The start of a new year is always a good time to watch football and settle old scores, so let’s get to it. I have some serious grudges to grind at the end of a foul year like 2000. It was not so much a bad year as a deeply Wrong one—but to make a list of reasons why it was Wrong would torture us all & only double the suffering.
I have old scores to even with all manner of people: Brent Musburger, Lyle Lovett, Lawyers, foreigners, Pit bulls, Russian Pimps, and the whole Los Angeles Police Department. There are rotten people everywhere.
My grudge against Brent Musburger has been smoking on a personal back burner for many years—since the early 1980s, in fact, when Brent was covering the NBA finals for CBS-TV, and it involves the word “downtown.”
That is when Musburger changed the language of sportswriting forever when he came up with the ignorant notion that any basketball player firing off a long three-point shot is shooting from “downtown.” (Celtics announcer Johnny Most might have coined the “downtown” trademark in the 1960s, but it was Musburger who beat it to death.)

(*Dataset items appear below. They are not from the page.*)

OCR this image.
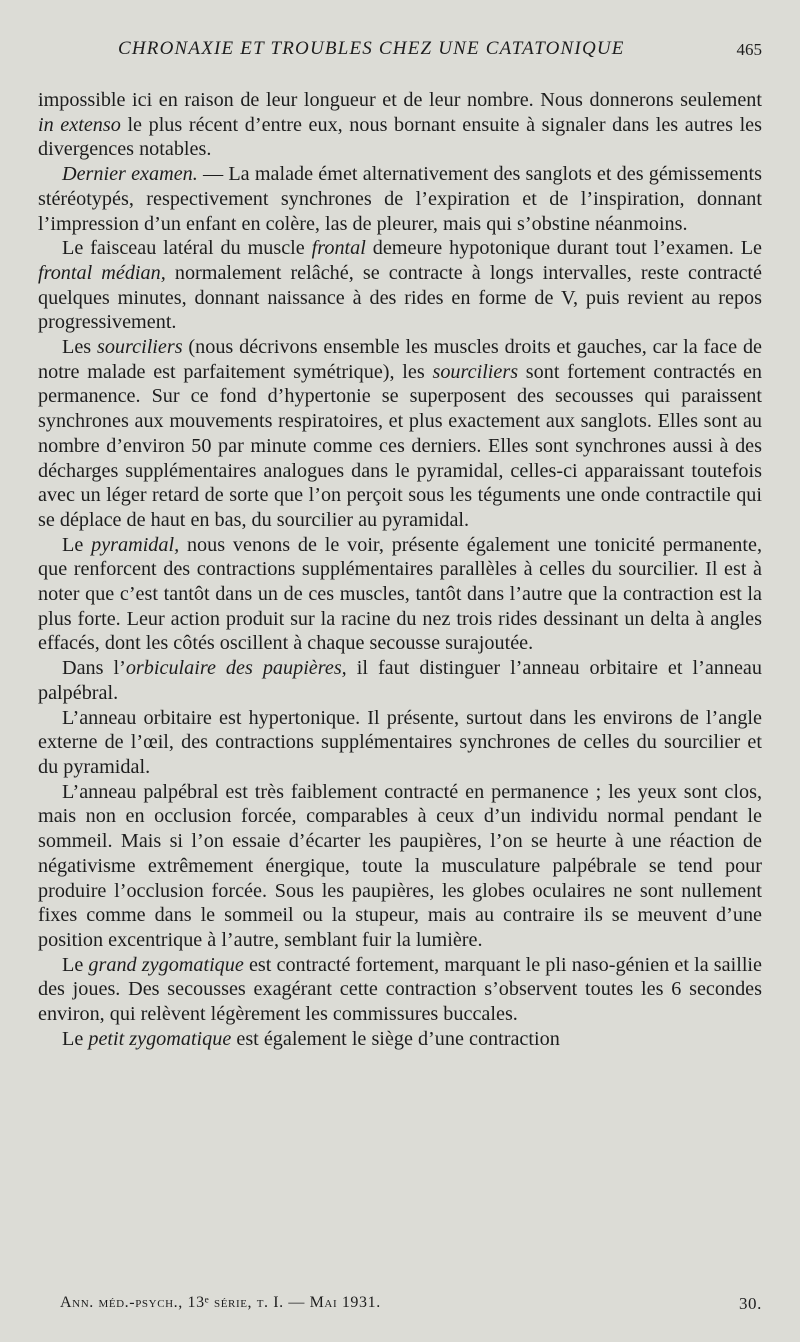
CHRONAXIE ET TROUBLES CHEZ UNE CATATONIQUE	465

impossible ici en raison de leur longueur et de leur nombre. Nous donnerons seulement in extenso le plus récent d’entre eux, nous bornant ensuite à signaler dans les autres les divergences notables.

Dernier examen. — La malade émet alternativement des sanglots et des gémissements stéréotypés, respectivement synchrones de l’expiration et de l’inspiration, donnant l’impression d’un enfant en colère, las de pleurer, mais qui s’obstine néanmoins.

Le faisceau latéral du muscle frontal demeure hypotonique durant tout l’examen. Le frontal médian, normalement relâché, se contracte à longs intervalles, reste contracté quelques minutes, donnant naissance à des rides en forme de V, puis revient au repos progressivement.

Les sourciliers (nous décrivons ensemble les muscles droits et gauches, car la face de notre malade est parfaitement symétrique), les sourciliers sont fortement contractés en permanence. Sur ce fond d’hypertonie se superposent des secousses qui paraissent synchrones aux mouvements respiratoires, et plus exactement aux sanglots. Elles sont au nombre d’environ 50 par minute comme ces derniers. Elles sont synchrones aussi à des décharges supplémentaires analogues dans le pyramidal, celles-ci apparaissant toutefois avec un léger retard de sorte que l’on perçoit sous les téguments une onde contractile qui se déplace de haut en bas, du sourcilier au pyramidal.

Le pyramidal, nous venons de le voir, présente également une tonicité permanente, que renforcent des contractions supplémentaires parallèles à celles du sourcilier. Il est à noter que c’est tantôt dans un de ces muscles, tantôt dans l’autre que la contraction est la plus forte. Leur action produit sur la racine du nez trois rides dessinant un delta à angles effacés, dont les côtés oscillent à chaque secousse surajoutée.

Dans l’orbiculaire des paupières, il faut distinguer l’anneau orbitaire et l’anneau palpébral.

L’anneau orbitaire est hypertonique. Il présente, surtout dans les environs de l’angle externe de l’œil, des contractions supplémentaires synchrones de celles du sourcilier et du pyramidal.

L’anneau palpébral est très faiblement contracté en permanence ; les yeux sont clos, mais non en occlusion forcée, comparables à ceux d’un individu normal pendant le sommeil. Mais si l’on essaie d’écarter les paupières, l’on se heurte à une réaction de négativisme extrêmement énergique, toute la musculature palpébrale se tend pour produire l’occlusion forcée. Sous les paupières, les globes oculaires ne sont nullement fixes comme dans le sommeil ou la stupeur, mais au contraire ils se meuvent d’une position excentrique à l’autre, semblant fuir la lumière.

Le grand zygomatique est contracté fortement, marquant le pli naso-génien et la saillie des joues. Des secousses exagérant cette contraction s’observent toutes les 6 secondes environ, qui relèvent légèrement les commissures buccales.

Le petit zygomatique est également le siège d’une contraction

Ann. méd.-psych., 13ᵉ série, t. I. — Mai 1931.	30.
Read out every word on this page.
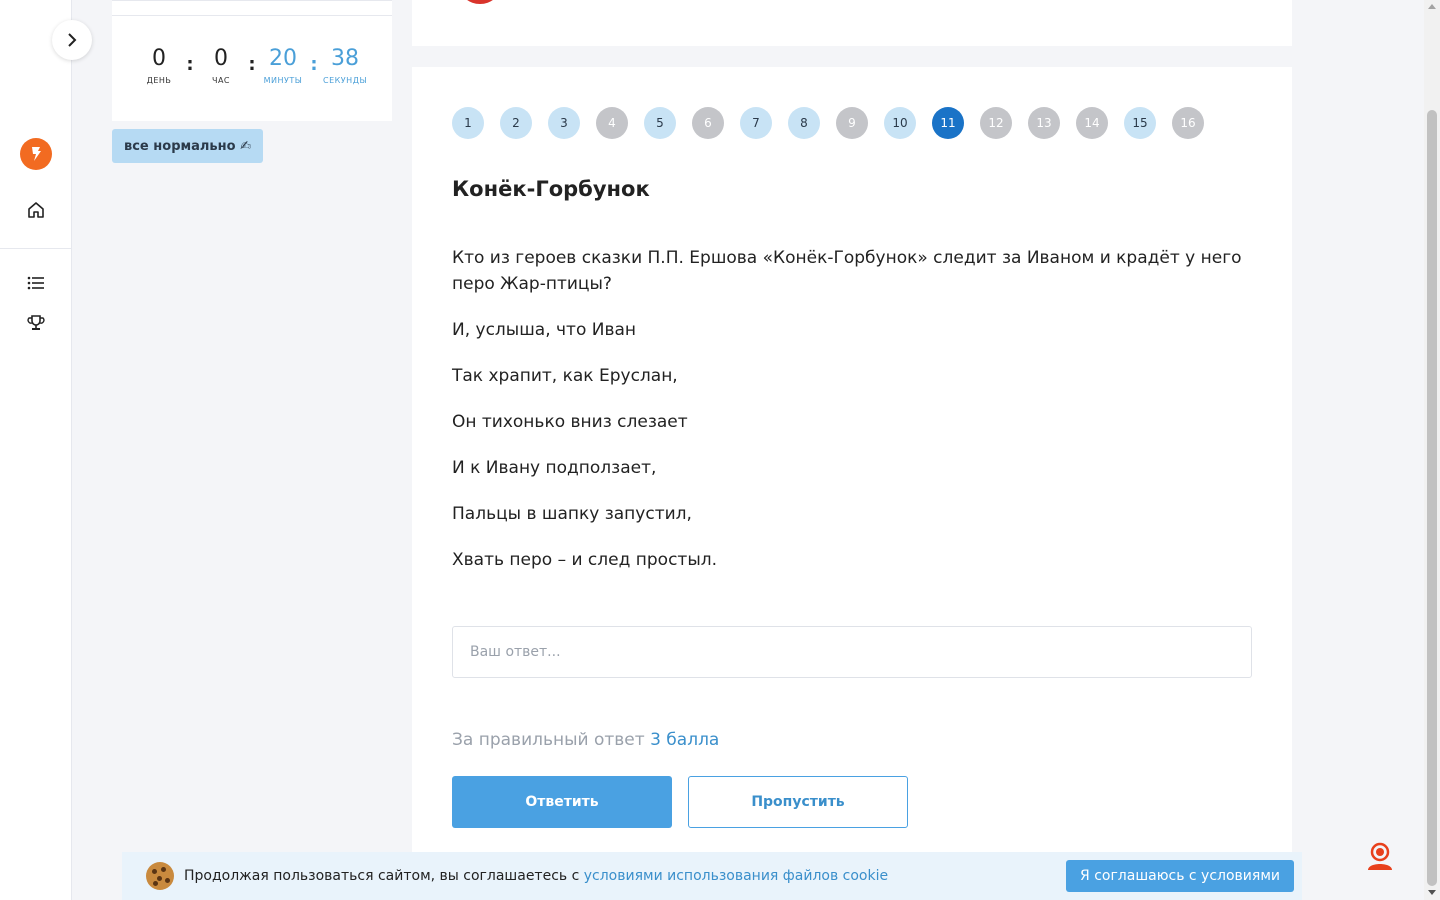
0
ДЕНЬ
: 0
ЧАС
: 20
МИНУТЫ
: 38
СЕКУНДЫ
все нормально ✍
1	2	3	4	5	6	7	8	9	10	11	12	13	14	15	16
Конёк-Горбунок

Кто из героев сказки П.П. Ершова «Конёк-Горбунок» следит за Иваном и крадёт у него перо Жар-птицы?

И, услыша, что Иван

Так храпит, как Еруслан,

Он тихонько вниз слезает

И к Ивану подползает,

Пальцы в шапку запустил,

Хвать перо – и след простыл.

Ваш ответ...
За правильный ответ 3 балла
Ответить	Пропустить
Продолжая пользоваться сайтом, вы соглашаетесь с условиями использования файлов cookie	Я соглашаюсь с условиями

I still hear in my dreams the wild stupid gibberish coming out of that yo-yo’s mouth every time Nate McMillan or Dennis Johnson drilled one of those long flat three-pointers.
“All the way from downtown,” Brent would scream, “another one from Downtown!”
It drove me mad then, & it still does every time one of those fools blurts it out. It was quickly picked up and adopted by a whole generation of half-bright TV commentators every night of the bloody season. It has become part of the Lexicon now, & it will not be easy to correct.… In gyms & Coliseums all over America (even in Greece or Korea), wherever basketball as we know it is played, there will be some howling Jackass braying “From downtown! Another three-pointer! Is this a great country, or what?”
It is the Curse of Musburger, another dumb and relentless squawk from the world of baseball writers.
“Going downtown” has more than one meaning—from going to work at 66 Wall Street in New York to anal rape in Alcatraz—but it always means going to a busy place, for good or ill. The Random House Historical Dictionary of American Slang says it’s “where the action is”—a noisy, crowded place with many intersections & tall buildings & freaky-looking strangers.
Indeed we all know that place. We see it every night on ESPN & on the hardwood at Boston Garden.… It’s that violent little place just under the glass on a big-time Basketball court where tall brutes slam each other around like crazed fish. They call it “Rebounding.”
Downtown is where you score—not somewhere out in the wilderness, where people are far apart & not much happens. You don’t fire a long jump shot from Downtown, you fire it into Downtown. The Real definition of “Taking it downtown” is to suddenly drive to the basket & into a cluster of 7-footers who seem to have you sealed out—like Allen Iverson launching himself at Robinson & Duncan & dunking it over them. To think Otherwise would be to think like a Baseball Writer, or like Brent Musburger.
He is a creepy bugger, for sure. I saw him whooping it up in the Superdome last week. He was hanging with some kids at the Saints-Rams game, acting like Mr. Rogers.
Which is not a bad thing, necessarily, but it will get on your nerves in a hurry if you’re drunk. The last time I saw Brent socially was in the dinner lounge at Caesar’s Palace in Vegas. I was dining with my old friend Jimmy the Greek & some women who said they were traveling with (famous fight promoter) Bob Arum, when Musburger came up to our table & started abusing the Greek in a loud voice about something Jimmy had said on the air about him.… We had a very prominent table, as the Greek always did, so I had him thrown out.
“What’s wrong with that bum?” Jimmy asked. “He acts this way every time he gets around the Champ. I should have him killed.”
He signaled for the maitre d’, but one of the women stopped him. Later that night a man was stabbed to death in the parking lot by a Sonny Liston fan.
The real definition of “downtown,” back then, was wherever Muhammad Ali was at the time—which is still true: I saw him with the Mayor in Times Square on New Year’s Eve. The Champ always draws a crowd.